L’humanité, plus débrouillarde, fit bonne figure à mauvaise fortune. Pendant une semaine, elle se lamenta, acariâtre, de ne pas savoir où caser son fourbi. Les mères manquaient d’espace propre à abriter la précieuse dot de leurs filles. Les hommes manquaient de planches et de clous pour leur créer cet espace, toujours insuffisant. Les femmes ne trouvaient le calme qu’après avoir bien frappé leurs filles, les hommes, qu’en cognant dans le tas. La jeunesse battue prenait sa revanche, en se livrant aux délices des promenades nocturnes sur des routes solitaires.

Mais, à l’expiration de la semaine qui suivit l’inondation, le campement finit par prendre sa physionomie définitive. Elle était, topographiquement, celle du village : les huttes des ménages se rapprochaient entre elles ou s’écartaient selon la sympathie ou l’antipathie réciproque des gens. Il n’y eut que le ménage Vadinoï qui jugea sensé de se choisir un emplacement tout à fait isolé du parc commun. Père Ortopan, plus humain, s’établit dans le voisinage de ses enfants, dont la hutte se trouvait au milieu du campement général.

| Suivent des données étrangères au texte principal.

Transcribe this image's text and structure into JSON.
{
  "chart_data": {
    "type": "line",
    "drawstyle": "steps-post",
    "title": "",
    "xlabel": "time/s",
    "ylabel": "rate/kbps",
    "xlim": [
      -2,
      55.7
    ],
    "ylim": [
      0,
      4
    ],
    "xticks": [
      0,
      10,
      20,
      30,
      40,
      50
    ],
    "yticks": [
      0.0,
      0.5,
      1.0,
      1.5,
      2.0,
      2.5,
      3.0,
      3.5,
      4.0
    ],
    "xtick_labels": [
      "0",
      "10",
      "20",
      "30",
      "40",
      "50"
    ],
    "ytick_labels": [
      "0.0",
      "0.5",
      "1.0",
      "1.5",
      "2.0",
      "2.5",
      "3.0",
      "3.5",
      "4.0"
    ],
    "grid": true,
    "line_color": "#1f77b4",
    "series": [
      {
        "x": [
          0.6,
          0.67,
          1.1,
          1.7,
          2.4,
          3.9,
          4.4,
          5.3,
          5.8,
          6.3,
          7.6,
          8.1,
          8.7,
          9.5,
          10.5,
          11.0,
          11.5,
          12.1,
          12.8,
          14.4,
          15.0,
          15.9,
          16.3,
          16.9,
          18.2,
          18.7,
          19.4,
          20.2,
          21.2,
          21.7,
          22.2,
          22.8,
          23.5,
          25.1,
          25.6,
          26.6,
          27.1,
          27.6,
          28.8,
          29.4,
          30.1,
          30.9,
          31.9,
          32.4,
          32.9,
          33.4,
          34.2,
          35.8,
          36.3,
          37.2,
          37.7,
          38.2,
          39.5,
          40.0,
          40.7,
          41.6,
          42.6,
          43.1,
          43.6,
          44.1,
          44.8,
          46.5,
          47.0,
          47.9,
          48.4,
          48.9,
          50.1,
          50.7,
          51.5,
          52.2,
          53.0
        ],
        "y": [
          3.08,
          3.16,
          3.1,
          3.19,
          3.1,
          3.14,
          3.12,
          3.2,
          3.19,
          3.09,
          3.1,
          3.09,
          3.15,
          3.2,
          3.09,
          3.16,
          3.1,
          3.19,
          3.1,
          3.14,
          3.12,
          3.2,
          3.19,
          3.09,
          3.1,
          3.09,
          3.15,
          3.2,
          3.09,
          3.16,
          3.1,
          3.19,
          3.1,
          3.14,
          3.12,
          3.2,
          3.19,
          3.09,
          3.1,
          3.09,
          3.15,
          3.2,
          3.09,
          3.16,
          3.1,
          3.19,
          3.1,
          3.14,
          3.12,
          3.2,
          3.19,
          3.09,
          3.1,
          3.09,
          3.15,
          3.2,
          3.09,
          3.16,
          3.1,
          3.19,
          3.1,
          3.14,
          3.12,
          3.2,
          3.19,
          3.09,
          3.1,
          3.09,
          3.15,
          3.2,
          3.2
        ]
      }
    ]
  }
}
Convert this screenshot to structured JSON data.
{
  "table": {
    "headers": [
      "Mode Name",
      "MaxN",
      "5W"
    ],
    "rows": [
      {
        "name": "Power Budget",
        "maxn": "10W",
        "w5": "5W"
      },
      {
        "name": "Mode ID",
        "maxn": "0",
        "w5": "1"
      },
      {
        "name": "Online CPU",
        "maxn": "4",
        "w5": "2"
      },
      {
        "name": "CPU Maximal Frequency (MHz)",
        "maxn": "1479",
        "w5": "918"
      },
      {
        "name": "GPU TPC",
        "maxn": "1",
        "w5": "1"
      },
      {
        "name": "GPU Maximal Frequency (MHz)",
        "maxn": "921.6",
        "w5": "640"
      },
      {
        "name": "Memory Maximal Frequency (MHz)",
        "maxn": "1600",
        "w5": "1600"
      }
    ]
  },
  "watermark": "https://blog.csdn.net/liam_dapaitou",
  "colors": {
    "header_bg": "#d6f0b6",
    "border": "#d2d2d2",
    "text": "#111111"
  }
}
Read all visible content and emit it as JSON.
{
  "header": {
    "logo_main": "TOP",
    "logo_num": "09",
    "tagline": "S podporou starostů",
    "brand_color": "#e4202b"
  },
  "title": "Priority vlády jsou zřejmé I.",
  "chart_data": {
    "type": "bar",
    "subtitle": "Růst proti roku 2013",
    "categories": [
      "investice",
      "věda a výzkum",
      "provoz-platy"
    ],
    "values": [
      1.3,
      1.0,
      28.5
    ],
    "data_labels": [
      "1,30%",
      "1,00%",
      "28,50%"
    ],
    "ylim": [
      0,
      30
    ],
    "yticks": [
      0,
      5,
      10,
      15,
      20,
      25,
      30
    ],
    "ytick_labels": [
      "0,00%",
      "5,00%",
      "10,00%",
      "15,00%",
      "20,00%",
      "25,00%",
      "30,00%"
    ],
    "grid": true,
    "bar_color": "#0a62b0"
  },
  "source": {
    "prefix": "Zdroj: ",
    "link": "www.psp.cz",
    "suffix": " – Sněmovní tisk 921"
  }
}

Ce n’était pas par hasard qu’elle occupait cette place.

Minnka savait que l’inondation allait durer au moins deux mois, avant que le retour au village fût pratiquement possible. Pendant ce temps, l’existence devait reprendre son cours. Les ménages allaient avoir besoin d’une taverne-épicerie qui leur fournisse le nécessaire.